Open your browser and go to `http://localhost:8501`.

The app takes 3 to 5 seconds to start because it trains the machine learning model. After that, all tab switches are instant because results are cached.

### Step 4: Use the dashboard

1. **Select a project** from the sidebar dropdown. The two in-progress projects (Lakeview Villa Renovation and Metro Commercial Tower Fit-Out) show the full prediction and scenario functionality.

2. **Change the Reference Date** if you want to simulate the project state as of a different date. The date affects all elapsed-day calculations, progress rates, and predictions.

3. **Browse the Overview tab** to get a summary of current project health.

4. **Go to the Gantt Chart** to see the timeline comparison of planned vs actual vs forecasted dates.

5. **Go to Predictions** to see when each activity is expected to finish and explore the Monte Carlo uncertainty ranges.

6. **Go to Ripple Analysis** to select an activity, enter a delay, and click "Run Ripple Simulation" to see the cascade impact.

7. **Go to What-if Scenarios** to build and compare alternative interventions.

8. **Go to Optimization** to see the critical path and receive prioritized scheduling recommendations.

9. **Go to DAG View** to explore the dependency graph interactively.

---

## Glossary

**Activity**: One distinct work package within a project, e.g. "Tiling" or "Electrical Wiring".

**BOQ (Bill of Quantities)**: A detailed list of materials, labor, and other items required to complete an activity, with quantities and unit prices.

**CPM (Critical Path Method)**: A project management algorithm that identifies which sequence of activities determines the minimum possible project duration. Activities on the critical path have zero scheduling slack.

**DAG (Directed Acyclic Graph)**: A data structure where nodes are connected by arrows (directed), and there are no circular paths (acyclic). Used here to model which activities must finish before others can start.

**Delay Ratio**: Actual duration divided by planned duration.
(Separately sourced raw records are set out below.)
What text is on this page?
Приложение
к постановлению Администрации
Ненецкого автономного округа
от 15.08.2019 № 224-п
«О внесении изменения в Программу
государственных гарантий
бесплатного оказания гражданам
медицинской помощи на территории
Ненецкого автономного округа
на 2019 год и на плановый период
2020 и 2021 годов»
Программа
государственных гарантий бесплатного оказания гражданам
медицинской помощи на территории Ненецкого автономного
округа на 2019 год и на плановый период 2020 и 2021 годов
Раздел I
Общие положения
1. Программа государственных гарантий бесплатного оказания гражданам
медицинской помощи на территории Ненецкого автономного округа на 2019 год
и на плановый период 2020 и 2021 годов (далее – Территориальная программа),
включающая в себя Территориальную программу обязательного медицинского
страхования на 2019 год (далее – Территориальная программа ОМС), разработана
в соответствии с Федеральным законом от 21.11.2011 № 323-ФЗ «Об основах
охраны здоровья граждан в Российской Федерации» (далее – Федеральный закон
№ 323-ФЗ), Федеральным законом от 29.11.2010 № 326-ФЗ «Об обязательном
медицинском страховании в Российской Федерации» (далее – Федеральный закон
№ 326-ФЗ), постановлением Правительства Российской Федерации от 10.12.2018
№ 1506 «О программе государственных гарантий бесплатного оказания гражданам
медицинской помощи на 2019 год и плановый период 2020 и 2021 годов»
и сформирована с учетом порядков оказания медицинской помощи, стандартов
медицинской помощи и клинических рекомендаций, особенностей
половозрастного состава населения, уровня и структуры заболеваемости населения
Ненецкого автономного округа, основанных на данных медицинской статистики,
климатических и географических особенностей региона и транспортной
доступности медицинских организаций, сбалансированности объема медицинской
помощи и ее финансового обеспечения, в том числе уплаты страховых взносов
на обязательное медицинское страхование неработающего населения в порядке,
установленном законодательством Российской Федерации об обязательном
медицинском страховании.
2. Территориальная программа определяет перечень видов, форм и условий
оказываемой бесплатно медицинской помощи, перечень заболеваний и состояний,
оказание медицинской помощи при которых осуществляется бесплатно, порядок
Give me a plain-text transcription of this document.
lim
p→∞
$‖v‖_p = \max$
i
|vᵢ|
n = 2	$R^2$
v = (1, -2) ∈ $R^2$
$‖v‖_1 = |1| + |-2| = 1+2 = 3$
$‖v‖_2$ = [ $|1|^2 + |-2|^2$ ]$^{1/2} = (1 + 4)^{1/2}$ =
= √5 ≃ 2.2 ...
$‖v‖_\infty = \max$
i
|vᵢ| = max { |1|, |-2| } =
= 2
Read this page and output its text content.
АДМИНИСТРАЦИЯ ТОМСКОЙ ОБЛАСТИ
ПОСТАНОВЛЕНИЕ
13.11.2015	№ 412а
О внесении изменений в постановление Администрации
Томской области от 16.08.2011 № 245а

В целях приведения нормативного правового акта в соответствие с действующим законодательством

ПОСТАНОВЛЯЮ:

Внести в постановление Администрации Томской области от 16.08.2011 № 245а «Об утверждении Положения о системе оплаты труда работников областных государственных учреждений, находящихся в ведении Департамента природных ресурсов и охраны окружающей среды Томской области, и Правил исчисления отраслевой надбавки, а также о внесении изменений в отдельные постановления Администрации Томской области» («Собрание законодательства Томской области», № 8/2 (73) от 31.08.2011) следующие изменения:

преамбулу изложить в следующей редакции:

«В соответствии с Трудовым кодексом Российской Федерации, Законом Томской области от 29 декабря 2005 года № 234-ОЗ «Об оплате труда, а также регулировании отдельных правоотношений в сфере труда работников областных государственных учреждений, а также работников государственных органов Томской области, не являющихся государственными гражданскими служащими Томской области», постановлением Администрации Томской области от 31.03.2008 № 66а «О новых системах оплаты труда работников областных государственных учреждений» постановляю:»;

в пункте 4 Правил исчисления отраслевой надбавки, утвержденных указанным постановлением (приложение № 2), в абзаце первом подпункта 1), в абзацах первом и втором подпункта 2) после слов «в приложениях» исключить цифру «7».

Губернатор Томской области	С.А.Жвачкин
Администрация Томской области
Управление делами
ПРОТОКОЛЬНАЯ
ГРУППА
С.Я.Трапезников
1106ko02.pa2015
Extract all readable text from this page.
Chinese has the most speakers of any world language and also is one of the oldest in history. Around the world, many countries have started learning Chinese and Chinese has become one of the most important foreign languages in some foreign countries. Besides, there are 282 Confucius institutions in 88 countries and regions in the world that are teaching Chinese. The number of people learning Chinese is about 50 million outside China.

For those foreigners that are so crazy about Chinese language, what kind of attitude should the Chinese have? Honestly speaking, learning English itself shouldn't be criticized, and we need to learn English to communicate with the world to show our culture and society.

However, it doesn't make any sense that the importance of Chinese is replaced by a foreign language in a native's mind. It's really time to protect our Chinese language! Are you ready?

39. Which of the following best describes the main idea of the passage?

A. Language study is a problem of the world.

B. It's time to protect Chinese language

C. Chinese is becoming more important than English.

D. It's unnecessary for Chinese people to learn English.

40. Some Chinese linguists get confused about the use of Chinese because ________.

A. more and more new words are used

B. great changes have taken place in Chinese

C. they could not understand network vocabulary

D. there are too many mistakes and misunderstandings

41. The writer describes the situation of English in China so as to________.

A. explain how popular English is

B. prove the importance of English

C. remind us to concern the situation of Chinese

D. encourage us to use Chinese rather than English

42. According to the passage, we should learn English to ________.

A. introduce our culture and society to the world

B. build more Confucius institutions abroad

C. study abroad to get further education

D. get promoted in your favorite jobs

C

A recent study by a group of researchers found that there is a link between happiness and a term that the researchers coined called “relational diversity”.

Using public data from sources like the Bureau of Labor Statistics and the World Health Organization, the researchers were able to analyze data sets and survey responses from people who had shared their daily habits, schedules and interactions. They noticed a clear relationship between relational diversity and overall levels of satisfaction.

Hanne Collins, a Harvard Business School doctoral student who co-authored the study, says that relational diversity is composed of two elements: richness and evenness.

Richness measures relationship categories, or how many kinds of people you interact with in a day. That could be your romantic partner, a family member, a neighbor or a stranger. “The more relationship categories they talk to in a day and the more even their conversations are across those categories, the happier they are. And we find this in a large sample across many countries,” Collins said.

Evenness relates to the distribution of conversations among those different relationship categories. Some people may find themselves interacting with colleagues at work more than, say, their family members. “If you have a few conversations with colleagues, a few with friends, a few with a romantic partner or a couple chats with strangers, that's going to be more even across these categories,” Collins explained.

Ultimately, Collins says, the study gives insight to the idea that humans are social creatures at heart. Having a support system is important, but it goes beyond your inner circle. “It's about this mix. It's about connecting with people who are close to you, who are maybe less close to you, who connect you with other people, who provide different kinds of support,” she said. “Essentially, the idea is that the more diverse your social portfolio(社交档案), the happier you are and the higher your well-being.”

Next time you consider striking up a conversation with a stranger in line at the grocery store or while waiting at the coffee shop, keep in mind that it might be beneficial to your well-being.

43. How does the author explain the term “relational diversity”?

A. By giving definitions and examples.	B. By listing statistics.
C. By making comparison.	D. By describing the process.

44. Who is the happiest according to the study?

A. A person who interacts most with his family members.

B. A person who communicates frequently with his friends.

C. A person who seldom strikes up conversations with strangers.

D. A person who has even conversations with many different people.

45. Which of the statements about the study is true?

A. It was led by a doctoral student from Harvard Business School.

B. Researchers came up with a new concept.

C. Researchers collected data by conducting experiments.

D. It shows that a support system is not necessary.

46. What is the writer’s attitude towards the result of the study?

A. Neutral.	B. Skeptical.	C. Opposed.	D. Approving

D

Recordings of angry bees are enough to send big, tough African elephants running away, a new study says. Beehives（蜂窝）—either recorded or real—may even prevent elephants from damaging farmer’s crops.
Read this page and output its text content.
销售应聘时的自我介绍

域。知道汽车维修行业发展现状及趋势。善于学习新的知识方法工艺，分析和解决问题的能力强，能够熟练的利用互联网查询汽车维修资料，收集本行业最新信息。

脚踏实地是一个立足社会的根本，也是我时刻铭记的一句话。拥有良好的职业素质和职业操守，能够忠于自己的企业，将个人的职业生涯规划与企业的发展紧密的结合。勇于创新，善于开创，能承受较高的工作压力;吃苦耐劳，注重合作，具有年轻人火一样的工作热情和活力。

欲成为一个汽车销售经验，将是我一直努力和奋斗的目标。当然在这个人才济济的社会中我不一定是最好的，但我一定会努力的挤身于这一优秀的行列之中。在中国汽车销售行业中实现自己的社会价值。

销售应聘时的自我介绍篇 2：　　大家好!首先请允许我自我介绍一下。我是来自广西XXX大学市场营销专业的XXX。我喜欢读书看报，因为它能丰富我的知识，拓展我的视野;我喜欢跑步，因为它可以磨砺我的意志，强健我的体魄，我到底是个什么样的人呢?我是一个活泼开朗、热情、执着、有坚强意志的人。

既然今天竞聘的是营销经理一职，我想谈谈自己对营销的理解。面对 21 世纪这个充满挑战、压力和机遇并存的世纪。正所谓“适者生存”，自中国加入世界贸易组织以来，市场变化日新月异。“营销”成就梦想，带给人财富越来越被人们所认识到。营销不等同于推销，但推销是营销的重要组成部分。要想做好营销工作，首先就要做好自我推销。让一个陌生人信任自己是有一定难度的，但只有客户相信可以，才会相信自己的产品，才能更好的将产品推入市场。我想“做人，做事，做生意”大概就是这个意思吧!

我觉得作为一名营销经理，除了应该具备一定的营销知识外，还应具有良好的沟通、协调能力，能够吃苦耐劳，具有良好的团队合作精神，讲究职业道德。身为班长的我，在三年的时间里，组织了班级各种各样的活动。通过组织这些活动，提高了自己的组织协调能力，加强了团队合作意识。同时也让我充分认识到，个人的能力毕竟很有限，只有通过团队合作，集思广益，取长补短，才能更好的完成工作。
A ratio of 1.0 means on-time; 1.5 means 50% over schedule.

**Ensemble**: A prediction that combines multiple independent models or methods by averaging or weighting their outputs, typically more accurate than any single method alone.

**Earned Value**: A project management concept where "earned value" represents the planned value of work actually completed. Used here as the basis for Method A extrapolation.

**Float (Total Float)**: The number of days an activity can be delayed without pushing the project end date. Critical path activities have a float of zero.

**GradientBoostingRegressor**: A machine learning algorithm that builds an ensemble of decision trees sequentially, each one correcting the errors of the previous. Effective for tabular data with numerical targets.

**Monte Carlo Simulation**: A computational technique that runs thousands of random scenarios to estimate the probability distribution of an outcome, rather than producing a single point prediction.

**P50 / P80 / P90**: Percentile values from a probability distribution. P80 means 80% of simulated scenarios finish by that date.

**Predecessor**: An activity that must finish before a given activity can start.

**Ripple Effect**: The cascade of delays that propagates through downstream activities when one activity is delayed.

**SQLite**: A file-based relational database engine. The entire database lives in a single file (`data.db`) and requires no server installation.

**Streamlit**: A Python library that converts a Python script into a browser-accessible interactive web application.

**Topological Sort**: An ordering of nodes in a DAG such that for every directed edge from A to B, A comes before B in the ordering. Used to ensure activities are processed in dependency order.